Re:[IP] Letting go ? for parents......

<<like I said please do not take offense just I am concerned that if children 
with diabetes gets everything done for them  how will they stand on their own 
two feet ... 
Common you old time diabetics anyone agree with me ? >>

Julie -- I'm not an "old time diabetic", just the parent of a daughter (13) 
with diabetes, and I agree wholeheartedly with you -- we must learn to let go 
and let our kids make their own mistakes, within reason, or they won't learn. 
As the parent of 3 teens now, I admit it is harder letting Amy go, and I do 
find my tongue getting bloody from all the biting I do at times. But I know I 
have to, for Amy's sake (and my sanity!!) 

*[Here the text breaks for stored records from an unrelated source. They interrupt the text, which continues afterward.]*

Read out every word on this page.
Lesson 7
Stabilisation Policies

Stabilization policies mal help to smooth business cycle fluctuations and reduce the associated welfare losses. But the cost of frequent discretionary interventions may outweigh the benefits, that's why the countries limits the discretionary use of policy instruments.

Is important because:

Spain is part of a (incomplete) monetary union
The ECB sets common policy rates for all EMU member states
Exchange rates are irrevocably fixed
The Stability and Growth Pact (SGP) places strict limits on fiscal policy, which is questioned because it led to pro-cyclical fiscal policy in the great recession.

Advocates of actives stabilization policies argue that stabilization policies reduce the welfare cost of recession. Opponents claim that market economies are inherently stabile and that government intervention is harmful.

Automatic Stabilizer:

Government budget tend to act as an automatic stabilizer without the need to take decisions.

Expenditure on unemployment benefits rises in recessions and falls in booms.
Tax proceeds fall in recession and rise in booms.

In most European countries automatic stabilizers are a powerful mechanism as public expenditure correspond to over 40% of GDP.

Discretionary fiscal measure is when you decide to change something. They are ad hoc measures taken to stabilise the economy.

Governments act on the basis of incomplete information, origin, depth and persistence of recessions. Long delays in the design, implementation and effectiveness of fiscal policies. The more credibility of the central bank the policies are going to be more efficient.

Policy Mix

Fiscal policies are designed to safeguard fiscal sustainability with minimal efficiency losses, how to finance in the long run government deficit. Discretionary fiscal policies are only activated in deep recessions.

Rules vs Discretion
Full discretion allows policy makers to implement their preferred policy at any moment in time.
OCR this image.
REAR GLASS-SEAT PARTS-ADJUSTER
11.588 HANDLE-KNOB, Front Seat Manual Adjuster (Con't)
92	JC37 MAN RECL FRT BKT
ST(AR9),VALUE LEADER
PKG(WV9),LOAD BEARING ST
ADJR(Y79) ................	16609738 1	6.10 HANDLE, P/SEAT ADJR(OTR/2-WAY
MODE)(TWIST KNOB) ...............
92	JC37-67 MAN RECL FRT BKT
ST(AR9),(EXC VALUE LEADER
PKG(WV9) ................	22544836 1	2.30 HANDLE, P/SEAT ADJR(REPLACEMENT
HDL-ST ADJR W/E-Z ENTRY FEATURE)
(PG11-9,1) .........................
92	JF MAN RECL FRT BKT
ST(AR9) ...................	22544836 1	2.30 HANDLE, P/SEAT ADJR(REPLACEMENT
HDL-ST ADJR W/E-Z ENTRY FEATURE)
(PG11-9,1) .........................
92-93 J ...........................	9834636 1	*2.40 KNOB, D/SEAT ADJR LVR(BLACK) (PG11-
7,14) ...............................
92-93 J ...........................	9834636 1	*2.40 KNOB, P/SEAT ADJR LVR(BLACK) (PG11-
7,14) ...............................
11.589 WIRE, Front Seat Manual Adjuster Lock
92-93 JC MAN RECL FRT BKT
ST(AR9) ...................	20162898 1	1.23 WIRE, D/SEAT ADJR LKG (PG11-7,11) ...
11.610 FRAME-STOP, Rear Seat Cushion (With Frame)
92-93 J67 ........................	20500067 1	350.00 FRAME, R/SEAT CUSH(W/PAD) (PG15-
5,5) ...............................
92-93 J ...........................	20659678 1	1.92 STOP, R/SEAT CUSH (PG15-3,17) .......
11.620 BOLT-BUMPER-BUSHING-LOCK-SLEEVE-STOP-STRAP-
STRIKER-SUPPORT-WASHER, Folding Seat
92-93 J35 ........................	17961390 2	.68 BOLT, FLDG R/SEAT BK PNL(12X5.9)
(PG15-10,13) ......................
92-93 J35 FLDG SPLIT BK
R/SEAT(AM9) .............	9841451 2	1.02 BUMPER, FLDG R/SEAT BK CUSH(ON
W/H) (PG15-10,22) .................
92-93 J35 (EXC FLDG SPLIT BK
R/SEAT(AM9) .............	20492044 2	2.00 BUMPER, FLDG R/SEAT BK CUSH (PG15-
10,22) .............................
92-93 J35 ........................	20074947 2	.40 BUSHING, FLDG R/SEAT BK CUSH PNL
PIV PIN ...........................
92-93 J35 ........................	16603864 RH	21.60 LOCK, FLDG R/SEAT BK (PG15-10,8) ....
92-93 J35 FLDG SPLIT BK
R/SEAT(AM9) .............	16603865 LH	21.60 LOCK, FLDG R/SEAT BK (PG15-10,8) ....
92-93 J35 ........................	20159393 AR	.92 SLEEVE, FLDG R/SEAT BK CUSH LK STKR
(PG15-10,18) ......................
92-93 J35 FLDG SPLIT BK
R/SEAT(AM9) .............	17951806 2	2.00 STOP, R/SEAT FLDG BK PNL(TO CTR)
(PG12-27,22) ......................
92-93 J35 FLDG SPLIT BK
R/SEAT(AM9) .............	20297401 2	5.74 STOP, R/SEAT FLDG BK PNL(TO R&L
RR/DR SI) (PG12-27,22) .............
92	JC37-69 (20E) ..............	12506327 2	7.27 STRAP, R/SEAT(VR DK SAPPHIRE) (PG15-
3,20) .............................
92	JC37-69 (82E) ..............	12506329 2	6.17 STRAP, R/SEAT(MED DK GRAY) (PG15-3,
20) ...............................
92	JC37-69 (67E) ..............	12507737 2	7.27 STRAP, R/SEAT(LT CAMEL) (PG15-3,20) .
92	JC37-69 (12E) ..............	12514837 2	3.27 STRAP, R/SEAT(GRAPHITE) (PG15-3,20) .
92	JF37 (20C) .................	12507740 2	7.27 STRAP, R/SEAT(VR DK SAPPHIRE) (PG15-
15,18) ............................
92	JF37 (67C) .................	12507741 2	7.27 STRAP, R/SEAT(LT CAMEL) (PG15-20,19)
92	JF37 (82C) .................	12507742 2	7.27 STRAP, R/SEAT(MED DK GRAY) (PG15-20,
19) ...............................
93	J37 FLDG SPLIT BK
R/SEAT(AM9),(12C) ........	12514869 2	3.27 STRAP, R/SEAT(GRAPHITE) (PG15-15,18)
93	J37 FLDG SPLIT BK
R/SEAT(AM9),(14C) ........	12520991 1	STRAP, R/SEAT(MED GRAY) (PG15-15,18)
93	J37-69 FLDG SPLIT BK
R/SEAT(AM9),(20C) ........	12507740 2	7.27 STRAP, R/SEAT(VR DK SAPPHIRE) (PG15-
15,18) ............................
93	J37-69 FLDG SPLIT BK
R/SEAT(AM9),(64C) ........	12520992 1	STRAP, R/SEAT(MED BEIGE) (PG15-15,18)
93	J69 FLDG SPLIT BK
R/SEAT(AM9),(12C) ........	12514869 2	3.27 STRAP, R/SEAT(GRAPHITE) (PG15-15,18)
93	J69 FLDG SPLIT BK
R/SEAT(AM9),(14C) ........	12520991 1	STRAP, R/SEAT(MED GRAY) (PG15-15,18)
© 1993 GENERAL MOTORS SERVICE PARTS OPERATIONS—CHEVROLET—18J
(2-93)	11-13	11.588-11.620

It gets so hard at times, but I do think I'm doing the right thing. Afterall, 
Amy has been pumping now only 1 1/2 years, and she can be 100% responsible 
for all her care almost since day 1. I say "can be", because we still ask 
that she allow us to help at times. Afterall, she will have to do this the 
rest of her life, or at least until a cure is found. The only area that we 
ask her to let one of us (her dad or I) be there for is site changes. She 
does them herself, but we watch the technique -- just to be sure. Not all the 
time, but about 75% of the time I'd guess.

And as a result, Amy has blossomed into a responsible young lady who makes 
mistakes and learns from them. She is very active in sports, school and 
church activities, has a gaggle of friends who seem to think each weekend 
must be spent at a different house, goes to d camp and church camp and 
weekend retreats (though this summer WAS hard, letting her go to a reg. camp 
for the 1st time!!) She has let her pump go bone dry and learned that it 
isn't worth it, had low battery alarms 4 hours away from home with no extra 
batteries and solved that problem, has had pump alarms away from home and 
solved them also. But, thank goodness for a cell phone, just in case!

All this, and I still have a wonderful daughter, who on a whim, will hug me, 
kiss me, or crawl up in my lap for a cuddle. Is she growing up too fast? In 
some ways, yes, but in the most important way, in her heart, no -- she will 
always be my little girl.

I say let them grow up -- but keep the heart young!